No 1. Work in a 3d View, or at least have one open most of the time. It’s surprising how many problems can be found (and fixed) by simply watching a 3d view.
If I’m working in plan, I will always have a 3d view open as well. After a while, you won’t know how you ever worked without it.
No 2. Cut Sections (and Elevations). There is a reason architects like to use them so much. In the landscape, you are much more likely to see 3d inaccuracies (such as grading discrepancies) in section.
No 3. Temporary View Properties & Temporary Hide/Isolate. These are both available at the bottom of any view.
I find Temp View Properties to be a bit more useful, since it can be used to temporarily disable a View Template.

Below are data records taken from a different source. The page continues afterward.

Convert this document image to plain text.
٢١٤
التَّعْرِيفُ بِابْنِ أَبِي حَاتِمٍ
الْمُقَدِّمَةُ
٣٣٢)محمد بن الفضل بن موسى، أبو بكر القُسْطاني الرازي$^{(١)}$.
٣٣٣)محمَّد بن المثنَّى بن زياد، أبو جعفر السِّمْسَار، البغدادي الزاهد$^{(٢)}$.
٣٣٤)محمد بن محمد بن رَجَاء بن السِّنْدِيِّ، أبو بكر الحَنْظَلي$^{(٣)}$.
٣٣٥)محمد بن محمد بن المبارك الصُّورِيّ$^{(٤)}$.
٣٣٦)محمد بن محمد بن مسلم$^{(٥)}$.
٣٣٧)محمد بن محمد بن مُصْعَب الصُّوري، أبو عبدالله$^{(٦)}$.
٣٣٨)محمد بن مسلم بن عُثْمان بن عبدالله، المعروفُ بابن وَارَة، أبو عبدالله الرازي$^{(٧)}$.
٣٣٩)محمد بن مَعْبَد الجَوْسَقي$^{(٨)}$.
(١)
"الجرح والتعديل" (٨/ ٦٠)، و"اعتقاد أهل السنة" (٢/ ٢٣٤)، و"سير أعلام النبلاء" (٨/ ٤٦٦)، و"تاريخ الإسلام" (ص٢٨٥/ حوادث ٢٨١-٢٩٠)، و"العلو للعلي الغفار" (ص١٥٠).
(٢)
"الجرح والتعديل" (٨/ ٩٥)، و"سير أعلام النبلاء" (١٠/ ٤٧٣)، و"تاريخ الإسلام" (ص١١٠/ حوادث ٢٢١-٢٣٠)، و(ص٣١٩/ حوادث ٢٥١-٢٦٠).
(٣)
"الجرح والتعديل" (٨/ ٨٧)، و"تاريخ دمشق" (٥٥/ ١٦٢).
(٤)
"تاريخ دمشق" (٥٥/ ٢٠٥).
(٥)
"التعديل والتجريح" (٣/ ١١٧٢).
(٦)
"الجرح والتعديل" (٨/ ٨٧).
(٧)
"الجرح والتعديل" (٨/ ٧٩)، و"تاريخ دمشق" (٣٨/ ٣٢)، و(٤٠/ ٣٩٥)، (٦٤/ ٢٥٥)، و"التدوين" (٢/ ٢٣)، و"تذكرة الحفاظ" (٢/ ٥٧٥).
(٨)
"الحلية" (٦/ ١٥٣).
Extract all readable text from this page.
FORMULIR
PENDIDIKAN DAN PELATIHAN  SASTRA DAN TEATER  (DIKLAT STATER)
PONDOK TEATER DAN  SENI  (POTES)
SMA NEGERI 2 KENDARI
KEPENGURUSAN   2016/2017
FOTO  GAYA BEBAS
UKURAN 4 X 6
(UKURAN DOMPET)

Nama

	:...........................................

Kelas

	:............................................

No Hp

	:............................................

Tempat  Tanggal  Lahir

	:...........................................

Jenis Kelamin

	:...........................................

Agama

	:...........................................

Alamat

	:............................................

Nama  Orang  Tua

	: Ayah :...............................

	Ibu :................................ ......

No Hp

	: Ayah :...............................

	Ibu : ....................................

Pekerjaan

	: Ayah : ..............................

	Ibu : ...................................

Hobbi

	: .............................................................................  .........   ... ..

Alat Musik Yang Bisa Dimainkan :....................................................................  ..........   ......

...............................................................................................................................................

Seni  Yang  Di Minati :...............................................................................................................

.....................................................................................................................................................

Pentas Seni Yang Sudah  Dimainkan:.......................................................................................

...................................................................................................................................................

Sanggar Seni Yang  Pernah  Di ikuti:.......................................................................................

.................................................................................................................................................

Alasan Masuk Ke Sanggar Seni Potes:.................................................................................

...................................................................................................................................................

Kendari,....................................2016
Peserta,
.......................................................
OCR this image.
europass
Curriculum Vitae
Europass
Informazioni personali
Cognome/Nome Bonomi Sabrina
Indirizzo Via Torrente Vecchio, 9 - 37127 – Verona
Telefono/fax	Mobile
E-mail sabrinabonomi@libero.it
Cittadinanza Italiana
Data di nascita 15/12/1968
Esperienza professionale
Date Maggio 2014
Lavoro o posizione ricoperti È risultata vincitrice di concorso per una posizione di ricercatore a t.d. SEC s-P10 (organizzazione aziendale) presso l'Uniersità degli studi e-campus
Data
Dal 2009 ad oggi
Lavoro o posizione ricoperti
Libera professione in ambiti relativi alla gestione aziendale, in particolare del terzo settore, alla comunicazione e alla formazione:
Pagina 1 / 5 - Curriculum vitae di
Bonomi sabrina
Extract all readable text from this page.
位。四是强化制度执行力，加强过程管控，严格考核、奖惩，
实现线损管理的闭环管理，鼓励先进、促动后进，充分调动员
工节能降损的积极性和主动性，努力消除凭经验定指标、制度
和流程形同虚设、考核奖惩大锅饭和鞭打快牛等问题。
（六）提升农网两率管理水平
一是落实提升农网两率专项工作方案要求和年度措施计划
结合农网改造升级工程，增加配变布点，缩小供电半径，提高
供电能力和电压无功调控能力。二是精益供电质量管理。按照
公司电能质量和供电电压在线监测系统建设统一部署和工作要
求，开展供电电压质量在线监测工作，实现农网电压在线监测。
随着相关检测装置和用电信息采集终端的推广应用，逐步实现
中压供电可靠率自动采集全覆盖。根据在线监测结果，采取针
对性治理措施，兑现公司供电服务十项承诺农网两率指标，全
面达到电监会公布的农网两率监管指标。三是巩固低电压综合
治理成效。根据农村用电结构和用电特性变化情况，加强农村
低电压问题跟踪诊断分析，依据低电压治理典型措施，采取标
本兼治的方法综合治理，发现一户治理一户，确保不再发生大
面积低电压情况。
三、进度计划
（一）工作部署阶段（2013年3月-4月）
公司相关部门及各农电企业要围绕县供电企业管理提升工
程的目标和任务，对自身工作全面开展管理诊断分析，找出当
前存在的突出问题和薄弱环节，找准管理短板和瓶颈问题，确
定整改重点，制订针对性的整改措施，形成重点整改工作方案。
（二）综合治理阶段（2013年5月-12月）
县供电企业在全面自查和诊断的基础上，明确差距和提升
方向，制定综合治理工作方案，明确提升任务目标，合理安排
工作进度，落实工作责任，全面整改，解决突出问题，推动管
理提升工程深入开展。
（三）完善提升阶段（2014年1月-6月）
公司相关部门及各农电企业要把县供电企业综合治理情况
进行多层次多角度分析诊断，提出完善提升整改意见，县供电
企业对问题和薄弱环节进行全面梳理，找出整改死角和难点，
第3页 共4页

This can easily reduce the need for working views, which in the landscape can easily become a mess (due to CAD imports).
Temp Hide/Isolate also has its uses, particularly when trying to modify or simply select overlapping or adjacent elements.
No 4. Rewind! This useful little option is located on the Navigation Wheel (Shift + W).
It allows you to rewind through a view, by scrolling through previous “frames.” Though more frequently used in 3d views (especially after orbiting off the wrong way), it can also be used in 2d views.
No 5. Query to Hide CAD Layers. If you are working with a CAD Survey or a CAD civil file, this can save time and sanity. Just select the CAD import, Query, and Hide in view.
This is particularly useful when new CAD layers starting appearing in all of your views. If using View Templates, I tend to not include Import Overrides in the template (otherwise you cannot use Query to Hide layers).
To turn them back on, you do have to navigate through the long list in Visibility/Graphic Overrides. But use Reveal Hidden Elements with Query to find which layer to turn on.